Zaheer Sumbul, Moiz Jamal Ali, Shareef Mohammad Yaqoob, Hussain Ejaz
Center for Physiotherapy and Rehabilitation Sciences, Jamia Millia Islamia, Central University, New Delhi, India.
Faculty of Dentistry, Jamia Millia Islamia, Central University, New Delhi, India.
Asian J Sports Med. 2014 Sep;5(3):e23044. doi: 10.5812/asjsm.23044. Epub 2014 Sep 14.
Delayed onset muscle soreness (DOMS) occurs following unaccustomed or intense bouts of exercise. Previous research has demonstrated that that preconditioning with low load exercise or heat relieves muscle soreness. However, actively warming up the muscles with exercise may be an effective alternative.
This study compared preconditioning effect of light load eccentric exercise and heat using microwave diathermy on markers of muscle damage in collegiate males.

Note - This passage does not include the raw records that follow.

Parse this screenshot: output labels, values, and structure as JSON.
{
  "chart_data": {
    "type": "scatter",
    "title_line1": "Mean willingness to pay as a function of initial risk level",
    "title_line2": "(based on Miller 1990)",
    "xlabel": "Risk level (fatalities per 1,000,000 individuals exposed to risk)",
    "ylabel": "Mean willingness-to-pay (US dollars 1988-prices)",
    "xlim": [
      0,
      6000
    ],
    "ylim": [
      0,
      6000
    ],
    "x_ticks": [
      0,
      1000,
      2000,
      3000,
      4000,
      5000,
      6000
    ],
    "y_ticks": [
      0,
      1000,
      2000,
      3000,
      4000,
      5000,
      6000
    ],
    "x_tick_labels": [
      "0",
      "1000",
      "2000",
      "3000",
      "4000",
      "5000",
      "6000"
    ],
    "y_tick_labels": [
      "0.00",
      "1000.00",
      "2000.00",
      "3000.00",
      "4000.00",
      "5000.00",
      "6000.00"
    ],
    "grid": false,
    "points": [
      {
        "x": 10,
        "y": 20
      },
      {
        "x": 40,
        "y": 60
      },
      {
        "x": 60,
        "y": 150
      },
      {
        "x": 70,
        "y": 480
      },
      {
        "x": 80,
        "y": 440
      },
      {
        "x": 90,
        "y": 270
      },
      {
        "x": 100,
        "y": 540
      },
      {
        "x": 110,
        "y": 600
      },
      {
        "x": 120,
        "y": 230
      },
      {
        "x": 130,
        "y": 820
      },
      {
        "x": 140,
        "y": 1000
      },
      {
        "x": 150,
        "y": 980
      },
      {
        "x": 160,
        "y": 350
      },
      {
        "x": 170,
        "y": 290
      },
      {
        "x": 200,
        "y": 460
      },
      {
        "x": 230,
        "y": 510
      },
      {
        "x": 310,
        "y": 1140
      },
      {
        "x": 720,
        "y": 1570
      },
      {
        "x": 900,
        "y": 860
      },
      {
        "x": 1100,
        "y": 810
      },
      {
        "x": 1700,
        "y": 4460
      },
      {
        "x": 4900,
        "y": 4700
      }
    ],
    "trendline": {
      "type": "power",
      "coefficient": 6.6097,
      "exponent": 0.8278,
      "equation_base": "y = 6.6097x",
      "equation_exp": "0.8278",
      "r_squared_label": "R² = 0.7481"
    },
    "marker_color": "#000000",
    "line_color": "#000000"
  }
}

Thirty six sedentary collegiate males were randomly assigned into two experimental groups: 10% Eccentric exercise group (10% ECC group) and Microwave diathermy group (MWD group). Both the groups performed 30 repetitions of maximal eccentric exercise (Max-ECC) of the elbow flexors. The 10% ECC group performed light load eccentric exercise (10% ECC), five sets, six repetitions using a dumbbell set at 10% of maximal voluntary isometric contraction strength (MVC), 2 days prior to Max-ECC. The MWD group received heat using microwave diathermy (150 watts, 20 minutes) one day prior to Max-ECC. Changes in MVC, range of motion (ROM), upper arm circumference, soreness, were assessed before and 24-72 hours after whereas serum creatine kinase activity and lactate dehydrogenase (LDH) activity up to 48 hours following the Max-ECC were compared between groups by a mixed model ANOVA.
No significant difference (P > 0.05) were found between the groups for changes in all variables post Max-ECC, except for LDH activity showing significant interaction effect (P = 0.04).
Preconditioning with light load eccentric exercise and heat using microwave diathermy treatment did not differ in their effects on muscle damage markers after Max-ECC. However, with time their effects on LDH activity were found to be different.
延迟性肌肉酸痛(DOMS)发生在不习惯的或高强度的运动之后。先前的研究表明,低负荷运动或热预处理可减轻肌肉酸痛。然而,通过运动积极地热身肌肉可能是一种有效的替代方法。
本研究比较了轻负荷离心运动和微波透热疗法加热对大学男性肌肉损伤标志物的预处理效果。
36名久坐不动的大学男性被随机分为两个实验组:10%离心运动组(10%ECC组)和微波透热疗法组(MWD组)。两组均进行30次最大离心运动(Max-ECC)的肘屈肌运动。10%ECC组在Max-ECC前两天进行轻负荷离心运动(10%ECC),五组,每组六次,使用设定为最大自主等长收缩力量(MVC)10%的哑铃。MWD组在Max-ECC前一天接受微波透热疗法加热(150瓦,20分钟)。在Max-ECC前和后24 - 72小时评估MVC、运动范围(ROM)、上臂围、酸痛的变化,而通过混合模型方差分析比较两组在Max-ECC后48小时内血清肌酸激酶活性和乳酸脱氢酶(LDH)活性。
Max-ECC后,除LDH活性显示出显著的交互作用效应(P = 0.04)外,两组所有变量的变化均无显著差异(P > 0.05)。
轻负荷离心运动和微波透热疗法加热预处理在Max-ECC后对肌肉损伤标志物的影响没有差异。然而,随着时间推移,发现它们对LDH活性的影响有所不同。